This letter is written by Krista.
I hope that the turn of the year was peaceful for you and those you love. I am ever so glad to have landed in 2022.
My heart is very full as we offer up our remembrance of Archbishop Desmond Tutu this week. He passed in Cape Town the day after Christmas. For years he was at the top of my list of people I most longed to interview. The interview was elusive. Then in 2010, I was able not just to speak with him, but to sit with him while he was on private spiritual retreat at the Fetzer Institute, our longtime friend, partner, and kindred place.
And there was Tutu: at rest, yet vibrating with energy and laughter and wit. There was a fierceness to his presence, as large as the life he’d lived, the history he’d helped to shape. But at the center of it all, as he liked to say of our beautiful hurting world, there was “a heart beating with love.”
I love people who remind me, remind us, that love is not the softest force but often the fiercest. And thus it is, in fact, able to shift the world on its axis from time to time.
As I spoke with Demond Tutu, the long work of truth, forgiveness, and reconciliation that he helped set in motion in South Africa was complicated like every arc of history and transformation — not immune from the complexity of the human condition. He understood that history is like this, that change is like this. His pragmatic imagination about digging in for the long work of transformation, of wholeness, has walked with me ever since, and has never felt more relevant than now. He embodied the seemingly contradictory qualities we must bring even to the hardest and most heartbreaking of circumstances. The healing depths of attention and compassion that he was able to bring to the horrific suffering of his country, in the Truth and Reconciliation Commission, were made possible yes by wisdom, yes by courage, yes by brilliance — but also, as we experience in the conversation I had with him, by a wicked sense of humor and an alertness to the exhilaration — “the fun” — that can be wrested amidst the hardest of struggles.
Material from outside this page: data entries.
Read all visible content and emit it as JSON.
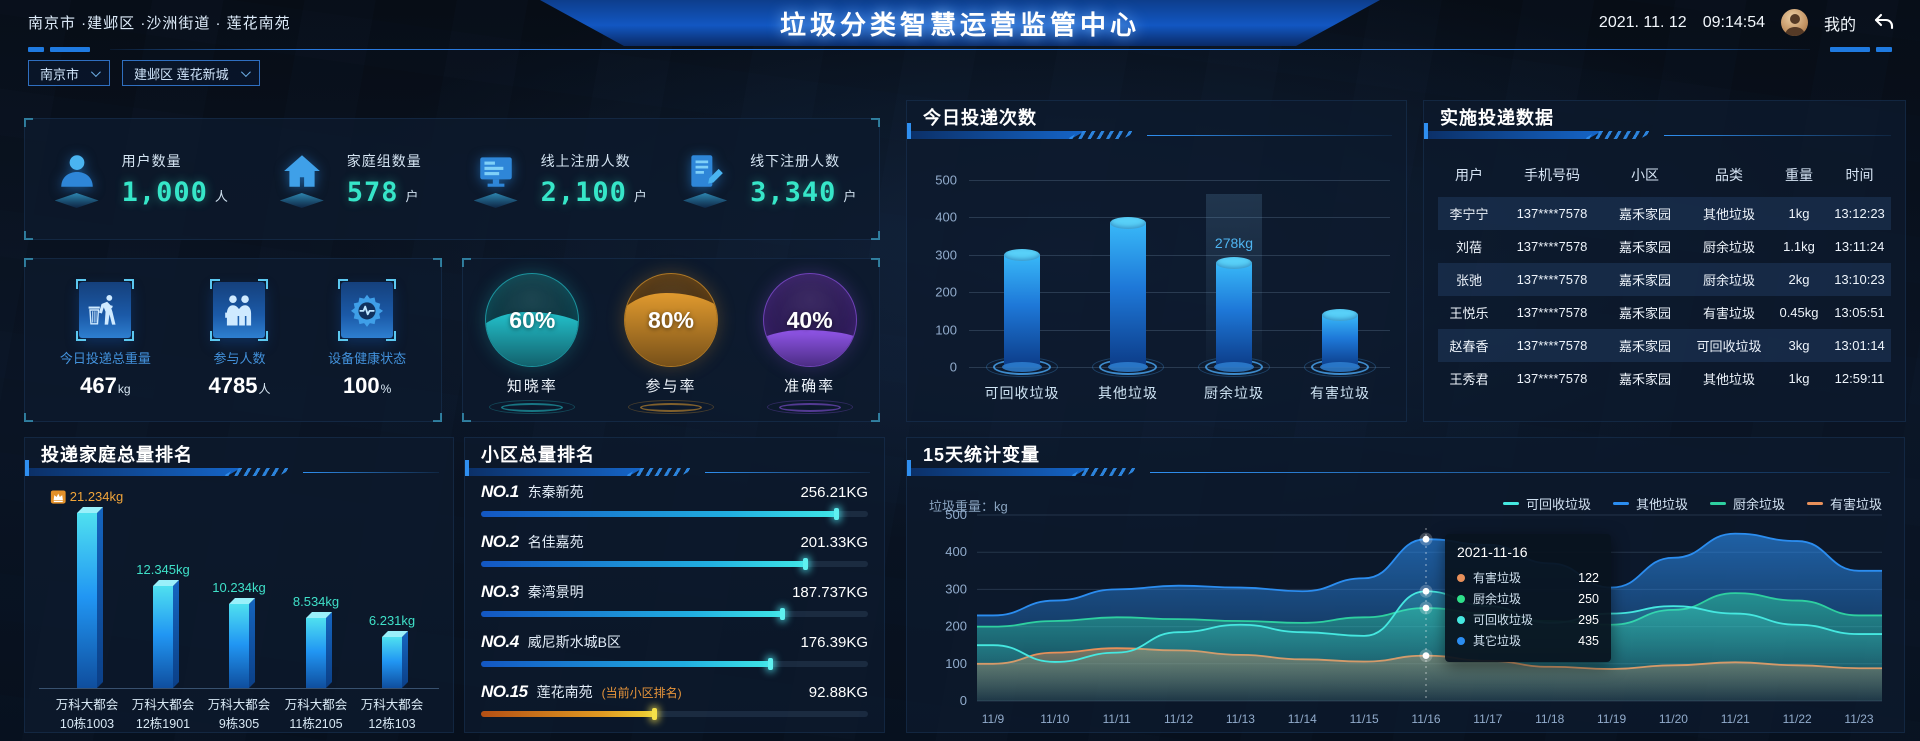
{
  "header": {
    "breadcrumb": "南京市 ·建邺区 ·沙洲街道 · 莲花南苑",
    "title": "垃圾分类智慧运营监管中心",
    "date": "2021. 11. 12",
    "time": "09:14:54",
    "profile": "我的"
  },
  "filters": {
    "city": "南京市",
    "community": "建邺区 莲花新城"
  },
  "stats": {
    "items": [
      {
        "icon": "user-icon",
        "label": "用户数量",
        "value": "1,000",
        "unit": "人"
      },
      {
        "icon": "home-icon",
        "label": "家庭组数量",
        "value": "578",
        "unit": "户"
      },
      {
        "icon": "online-register-icon",
        "label": "线上注册人数",
        "value": "2,100",
        "unit": "户"
      },
      {
        "icon": "offline-register-icon",
        "label": "线下注册人数",
        "value": "3,340",
        "unit": "户"
      }
    ]
  },
  "today": {
    "items": [
      {
        "icon": "trash-disposal-icon",
        "label": "今日投递总重量",
        "value": "467",
        "unit": "kg"
      },
      {
        "icon": "participants-icon",
        "label": "参与人数",
        "value": "4785",
        "unit": "人"
      },
      {
        "icon": "device-health-icon",
        "label": "设备健康状态",
        "value": "100",
        "unit": "%"
      }
    ]
  },
  "rates": {
    "items": [
      {
        "value": "60%",
        "pct": 60,
        "label": "知晓率",
        "color": "#23c2cc",
        "color_dark": "#0b3642"
      },
      {
        "value": "80%",
        "pct": 80,
        "label": "参与率",
        "color": "#e09a2e",
        "color_dark": "#4a3010"
      },
      {
        "value": "40%",
        "pct": 40,
        "label": "准确率",
        "color": "#9055e8",
        "color_dark": "#2c1a56"
      }
    ]
  },
  "delivery_table": {
    "title": "实施投递数据",
    "headers": [
      "用户",
      "手机号码",
      "小区",
      "品类",
      "重量",
      "时间"
    ],
    "rows": [
      [
        "李宁宁",
        "137****7578",
        "嘉禾家园",
        "其他垃圾",
        "1kg",
        "13:12:23"
      ],
      [
        "刘蓓",
        "137****7578",
        "嘉禾家园",
        "厨余垃圾",
        "1.1kg",
        "13:11:24"
      ],
      [
        "张弛",
        "137****7578",
        "嘉禾家园",
        "厨余垃圾",
        "2kg",
        "13:10:23"
      ],
      [
        "王悦乐",
        "137****7578",
        "嘉禾家园",
        "有害垃圾",
        "0.45kg",
        "13:05:51"
      ],
      [
        "赵春香",
        "137****7578",
        "嘉禾家园",
        "可回收垃圾",
        "3kg",
        "13:01:14"
      ],
      [
        "王秀君",
        "137****7578",
        "嘉禾家园",
        "其他垃圾",
        "1kg",
        "12:59:11"
      ]
    ]
  },
  "chart_data": [
    {
      "id": "today_delivery_count",
      "type": "bar",
      "title": "今日投递次数",
      "categories": [
        "可回收垃圾",
        "其他垃圾",
        "厨余垃圾",
        "有害垃圾"
      ],
      "values": [
        300,
        385,
        278,
        140
      ],
      "ylim": [
        0,
        500
      ],
      "yticks": [
        0,
        100,
        200,
        300,
        400,
        500
      ],
      "annotation": {
        "category_index": 2,
        "label": "278kg"
      }
    },
    {
      "id": "family_ranking",
      "type": "bar",
      "title": "投递家庭总量排名",
      "categories": [
        [
          "万科大都会",
          "10栋1003"
        ],
        [
          "万科大都会",
          "12栋1901"
        ],
        [
          "万科大都会",
          "9栋305"
        ],
        [
          "万科大都会",
          "11栋2105"
        ],
        [
          "万科大都会",
          "12栋103"
        ]
      ],
      "values": [
        21.234,
        12.345,
        10.234,
        8.534,
        6.231
      ],
      "value_labels": [
        "21.234kg",
        "12.345kg",
        "10.234kg",
        "8.534kg",
        "6.231kg"
      ],
      "top_icon": "crown-icon"
    },
    {
      "id": "community_ranking",
      "type": "bar",
      "orientation": "horizontal",
      "title": "小区总量排名",
      "rows": [
        {
          "rank": "NO.1",
          "name": "东秦新苑",
          "note": "",
          "value": "256.21KG",
          "pct": 92,
          "highlight": false
        },
        {
          "rank": "NO.2",
          "name": "名佳嘉苑",
          "note": "",
          "value": "201.33KG",
          "pct": 84,
          "highlight": false
        },
        {
          "rank": "NO.3",
          "name": "秦湾景明",
          "note": "",
          "value": "187.737KG",
          "pct": 78,
          "highlight": false
        },
        {
          "rank": "NO.4",
          "name": "威尼斯水城B区",
          "note": "",
          "value": "176.39KG",
          "pct": 75,
          "highlight": false
        },
        {
          "rank": "NO.15",
          "name": "莲花南苑",
          "note": "(当前小区排名)",
          "value": "92.88KG",
          "pct": 45,
          "highlight": true
        }
      ]
    },
    {
      "id": "trend_15d",
      "type": "area",
      "title": "15天统计变量",
      "ylabel": "垃圾重量：kg",
      "ylim": [
        0,
        500
      ],
      "yticks": [
        0,
        100,
        200,
        300,
        400,
        500
      ],
      "legend_position": "top-right",
      "grid": true,
      "x": [
        "11/9",
        "11/10",
        "11/11",
        "11/12",
        "11/13",
        "11/14",
        "11/15",
        "11/16",
        "11/17",
        "11/18",
        "11/19",
        "11/20",
        "11/21",
        "11/22",
        "11/23"
      ],
      "series": [
        {
          "name": "可回收垃圾",
          "color": "#45e8e0",
          "values": [
            150,
            105,
            130,
            185,
            205,
            185,
            175,
            295,
            255,
            210,
            235,
            255,
            235,
            205,
            180
          ]
        },
        {
          "name": "其他垃圾",
          "color": "#2b8df0",
          "values": [
            230,
            270,
            300,
            310,
            305,
            295,
            330,
            435,
            420,
            370,
            305,
            385,
            450,
            430,
            350
          ]
        },
        {
          "name": "厨余垃圾",
          "color": "#2ed0a0",
          "values": [
            200,
            215,
            225,
            220,
            215,
            210,
            225,
            250,
            235,
            215,
            205,
            245,
            290,
            270,
            230
          ]
        },
        {
          "name": "有害垃圾",
          "color": "#e8905a",
          "values": [
            100,
            130,
            142,
            136,
            124,
            112,
            106,
            122,
            108,
            92,
            86,
            96,
            104,
            96,
            88
          ]
        }
      ],
      "tooltip": {
        "date": "2021-11-16",
        "x_index": 7,
        "items": [
          {
            "name": "有害垃圾",
            "value": 122,
            "color": "#e8905a"
          },
          {
            "name": "厨余垃圾",
            "value": 250,
            "color": "#2ee08a"
          },
          {
            "name": "可回收垃圾",
            "value": 295,
            "color": "#45e8e0"
          },
          {
            "name": "其它垃圾",
            "value": 435,
            "color": "#2b8df0"
          }
        ]
      }
    }
  ]
}
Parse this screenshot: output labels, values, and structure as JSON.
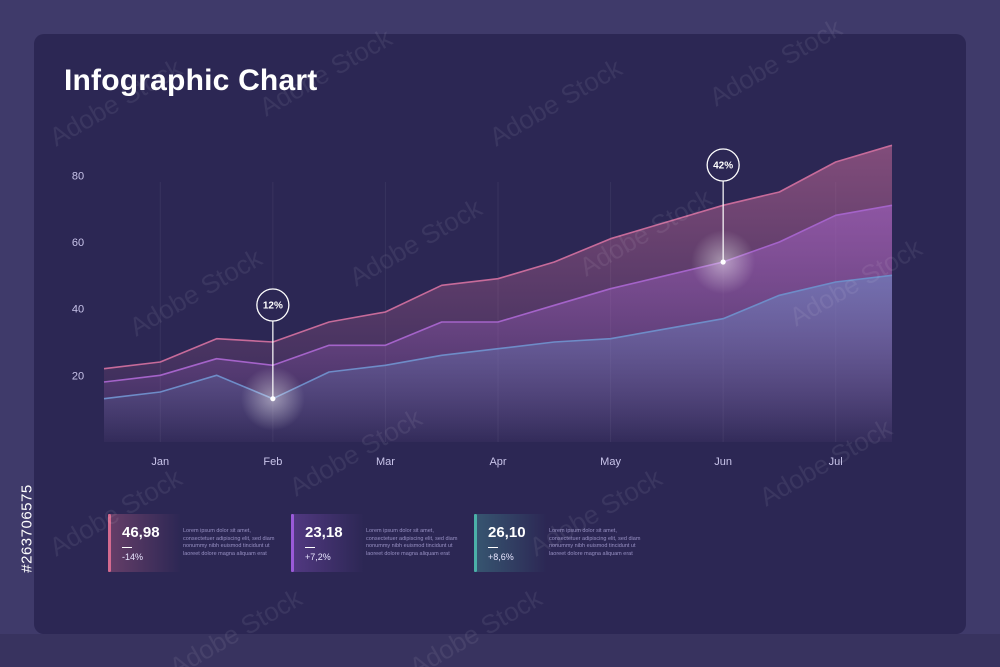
{
  "title": "Infographic Chart",
  "chart_data": {
    "type": "area",
    "title": "Infographic Chart",
    "xlabel": "",
    "ylabel": "",
    "categories": [
      "Jan",
      "Feb",
      "Mar",
      "Apr",
      "May",
      "Jun",
      "Jul"
    ],
    "yticks": [
      20,
      40,
      60,
      80
    ],
    "ylim": [
      0,
      90
    ],
    "grid": "vertical",
    "x": [
      0,
      0.5,
      1,
      1.5,
      2,
      2.5,
      3,
      3.5,
      4,
      4.5,
      5,
      5.5,
      6,
      6.5,
      7
    ],
    "series": [
      {
        "color": "#c76b9a",
        "values": [
          22,
          24,
          31,
          30,
          36,
          39,
          47,
          49,
          54,
          61,
          66,
          71,
          75,
          84,
          89
        ]
      },
      {
        "color": "#a463c9",
        "values": [
          18,
          20,
          25,
          23,
          29,
          29,
          36,
          36,
          41,
          46,
          50,
          54,
          60,
          68,
          71
        ]
      },
      {
        "color": "#6e8cc8",
        "values": [
          13,
          15,
          20,
          13,
          21,
          23,
          26,
          28,
          30,
          31,
          34,
          37,
          44,
          48,
          50
        ]
      }
    ],
    "annotations": [
      {
        "label": "12%",
        "x": 1.5,
        "series": 2
      },
      {
        "label": "42%",
        "x": 5.5,
        "series": 1
      }
    ]
  },
  "stats": [
    {
      "value": "46,98",
      "change": "-14%",
      "color": "#d46a8f",
      "desc": "Lorem ipsum dolor sit amet, consectetuer adipiscing elit, sed diam nonummy nibh euismod tincidunt ut laoreet dolore magna aliquam erat"
    },
    {
      "value": "23,18",
      "change": "+7,2%",
      "color": "#9a5ad8",
      "desc": "Lorem ipsum dolor sit amet, consectetuer adipiscing elit, sed diam nonummy nibh euismod tincidunt ut laoreet dolore magna aliquam erat"
    },
    {
      "value": "26,10",
      "change": "+8,6%",
      "color": "#4bb0a8",
      "desc": "Lorem ipsum dolor sit amet, consectetuer adipiscing elit, sed diam nonummy nibh euismod tincidunt ut laoreet dolore magna aliquam erat"
    }
  ],
  "watermark": "Adobe Stock",
  "source_id": "#263706575"
}
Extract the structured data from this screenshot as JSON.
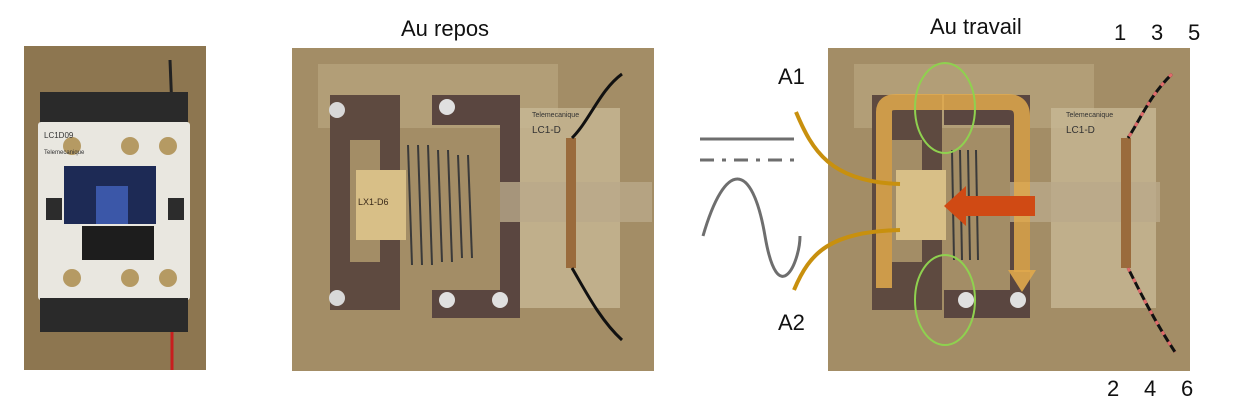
{
  "titles": {
    "rest": "Au repos",
    "work": "Au travail"
  },
  "coil_terminals": {
    "a1": "A1",
    "a2": "A2"
  },
  "power_terminals": {
    "top": [
      "1",
      "3",
      "5"
    ],
    "bottom": [
      "2",
      "4",
      "6"
    ]
  },
  "contactor_photo": {
    "model_text": "LC1D09",
    "brand_text": "Telemecanique",
    "coil_text": "LX1-D6"
  },
  "diagram_rest": {
    "brand_text": "Telemecanique",
    "model_text": "LC1-D"
  },
  "diagram_work": {
    "brand_text": "Telemecanique",
    "model_text": "LC1-D"
  },
  "supply_symbols": [
    "DC",
    "AC"
  ],
  "colors": {
    "coil_wire": "#c8900e",
    "flux_path": "#e0a94c",
    "force_arrow": "#d04a14",
    "flux_circle": "#8fd14f",
    "housing": "#a38d66",
    "symbol_gray": "#6e6e6e"
  }
}
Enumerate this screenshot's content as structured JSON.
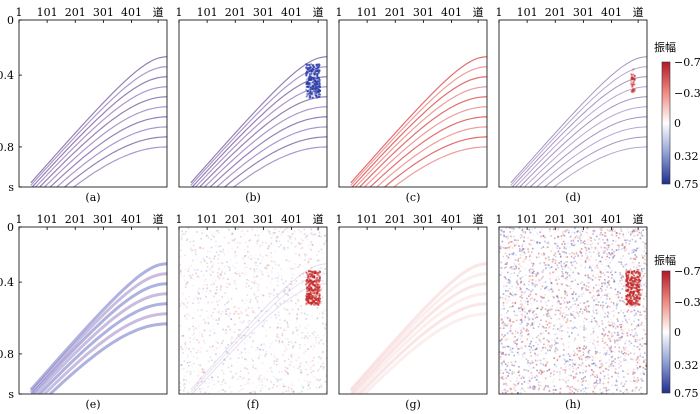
{
  "figure": {
    "x_tick_labels": [
      "1",
      "101",
      "201",
      "301",
      "401",
      "道"
    ],
    "y_tick_labels": [
      "0",
      "0.4",
      "0.8",
      "s"
    ],
    "panels": [
      {
        "id": "a",
        "caption": "(a)",
        "row": 0,
        "col": 0,
        "content": "events",
        "tint": "purple",
        "anomaly": "none"
      },
      {
        "id": "b",
        "caption": "(b)",
        "row": 0,
        "col": 1,
        "content": "events",
        "tint": "purple",
        "anomaly": "blue-patch"
      },
      {
        "id": "c",
        "caption": "(c)",
        "row": 0,
        "col": 2,
        "content": "events",
        "tint": "red",
        "anomaly": "none"
      },
      {
        "id": "d",
        "caption": "(d)",
        "row": 0,
        "col": 3,
        "content": "events-thin",
        "tint": "purple",
        "anomaly": "faint"
      },
      {
        "id": "e",
        "caption": "(e)",
        "row": 1,
        "col": 0,
        "content": "events-bands",
        "tint": "blue",
        "anomaly": "none"
      },
      {
        "id": "f",
        "caption": "(f)",
        "row": 1,
        "col": 1,
        "content": "noise",
        "tint": "mixed",
        "anomaly": "red-patch"
      },
      {
        "id": "g",
        "caption": "(g)",
        "row": 1,
        "col": 2,
        "content": "faint-bands",
        "tint": "red",
        "anomaly": "none"
      },
      {
        "id": "h",
        "caption": "(h)",
        "row": 1,
        "col": 3,
        "content": "strong-noise",
        "tint": "mixed",
        "anomaly": "red-patch"
      }
    ],
    "colorbars": [
      {
        "title": "振幅",
        "labels": [
          "−0.75",
          "−0.32",
          "0",
          "0.32",
          "0.75"
        ],
        "top_color": "#b2182b",
        "mid_color": "#ffffff",
        "bottom_color": "#1f2f8f"
      },
      {
        "title": "振幅",
        "labels": [
          "−0.75",
          "−0.32",
          "0",
          "0.32",
          "0.75"
        ],
        "top_color": "#b2182b",
        "mid_color": "#ffffff",
        "bottom_color": "#1f2f8f"
      }
    ]
  }
}
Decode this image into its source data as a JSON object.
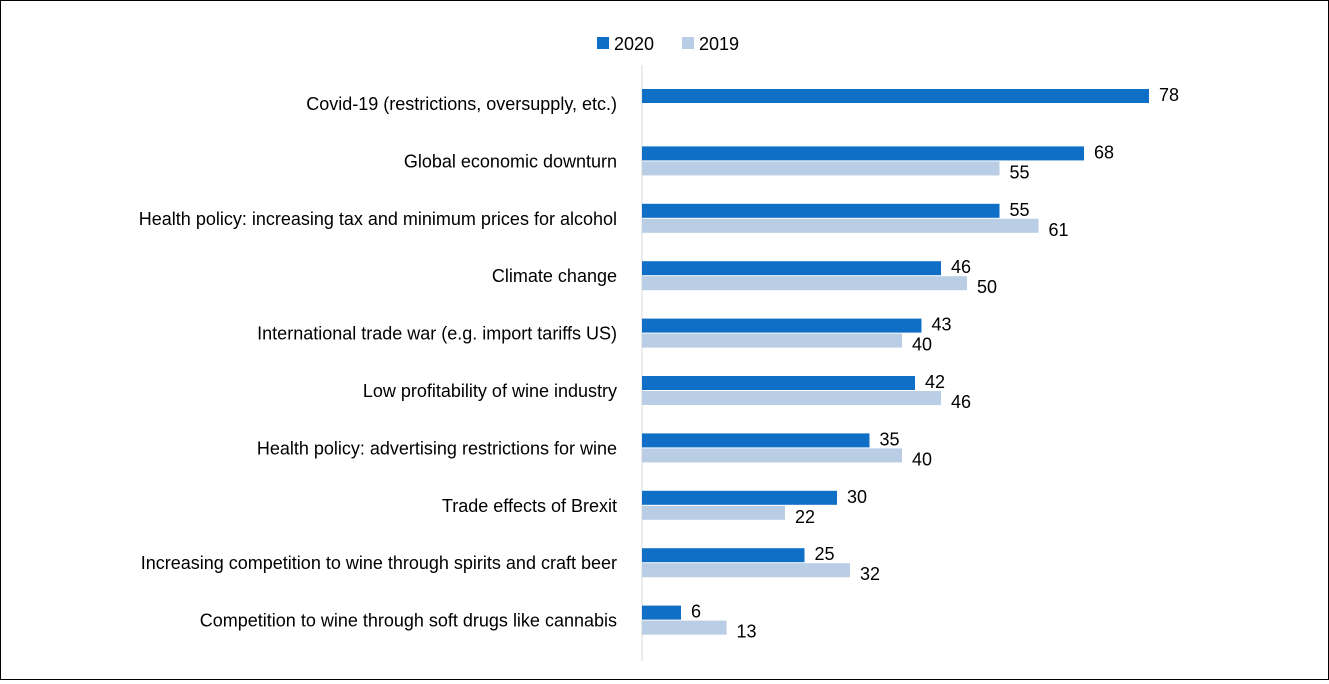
{
  "chart_data": {
    "type": "bar",
    "orientation": "horizontal",
    "categories": [
      "Covid-19 (restrictions, oversupply, etc.)",
      "Global economic downturn",
      "Health policy: increasing tax and minimum prices for alcohol",
      "Climate change",
      "International trade war (e.g. import tariffs US)",
      "Low profitability of wine industry",
      "Health policy: advertising restrictions for wine",
      "Trade effects of Brexit",
      "Increasing competition to wine through spirits and craft beer",
      "Competition to wine through soft drugs like cannabis"
    ],
    "series": [
      {
        "name": "2020",
        "color": "#0f6fc6",
        "values": [
          78,
          68,
          55,
          46,
          43,
          42,
          35,
          30,
          25,
          6
        ]
      },
      {
        "name": "2019",
        "color": "#b9cde5",
        "values": [
          null,
          55,
          61,
          50,
          40,
          46,
          40,
          22,
          32,
          13
        ]
      }
    ],
    "legend_position": "top",
    "grid": false
  }
}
I newly appreciate that synergy of qualities as part of my own learning out of these past two terrible, strange, revelatory years. I’m examining how I’d been living before the ground shook beneath all of our feet and sent us inside in every way. I’m determined not to live constantly on the edge of exhaustion as I did before. I’m aware of the magnitude of transformation that is before us if we are to meet the vast challenges of our world in the most life-giving ways, with the best capacities of our humanity. That’s language you may have heard me use many times before. What has changed is the fierceness with which I intend to honor that the best of my capacities include and require restoration, and laughter, and joy, and “fun” as the Archbishop said, if they are to be life-giving and grounded and sustainable. They require replenishment.
This is a confessional offering. Case in point: last summer we invited you, our Pause community, on a very new and ambitious adventure, the Wisdom app. The most restorative creative thing I did before Christmas was break up our lengthy inaugural course, Hope Is a Muscle, into three shorter, more manageable, livable experiences — and create a new foundational course on Finding Replenishment. We all need that now. I need that now. (And I welcome your companionship through this new platform!) Our need for replenishment is renewable, not something to be scheduled in from time to time, but something we must learn to fold into the everyday, into the sweep and granularity of experiences of our lives. The word “replenishment” itself begins to revive me. And what a delightful truth that it is actually a pre-requisite and necessary companion for flexing that muscle of hope which is essential for the remaking of our world ahead.
I’m orienting, too, at the start of this new year, towards a gentle shift that Desmond Tutu and others teach as a move of character: a readiness to be surprised. We inhabit this world of so much uncertainty, so much reasonable fear. This activates our bodies and minds towards rigid views of enemies and threats and obstacles — and possibilities. Desmond Tutu believed in a world in which improbably surprising turns of event are a given, indeed his faith was in “a God of Surprises.” And take it from me, when Desmond Tutu tells you something about God — whatever and whoever you imagine God to be — you believe him.
Join me if you will, if you can, in learning how to lighten our own loads with a new seriousness of sorts about laughter, fun, joy, replenishment, and the moral potential of surprise.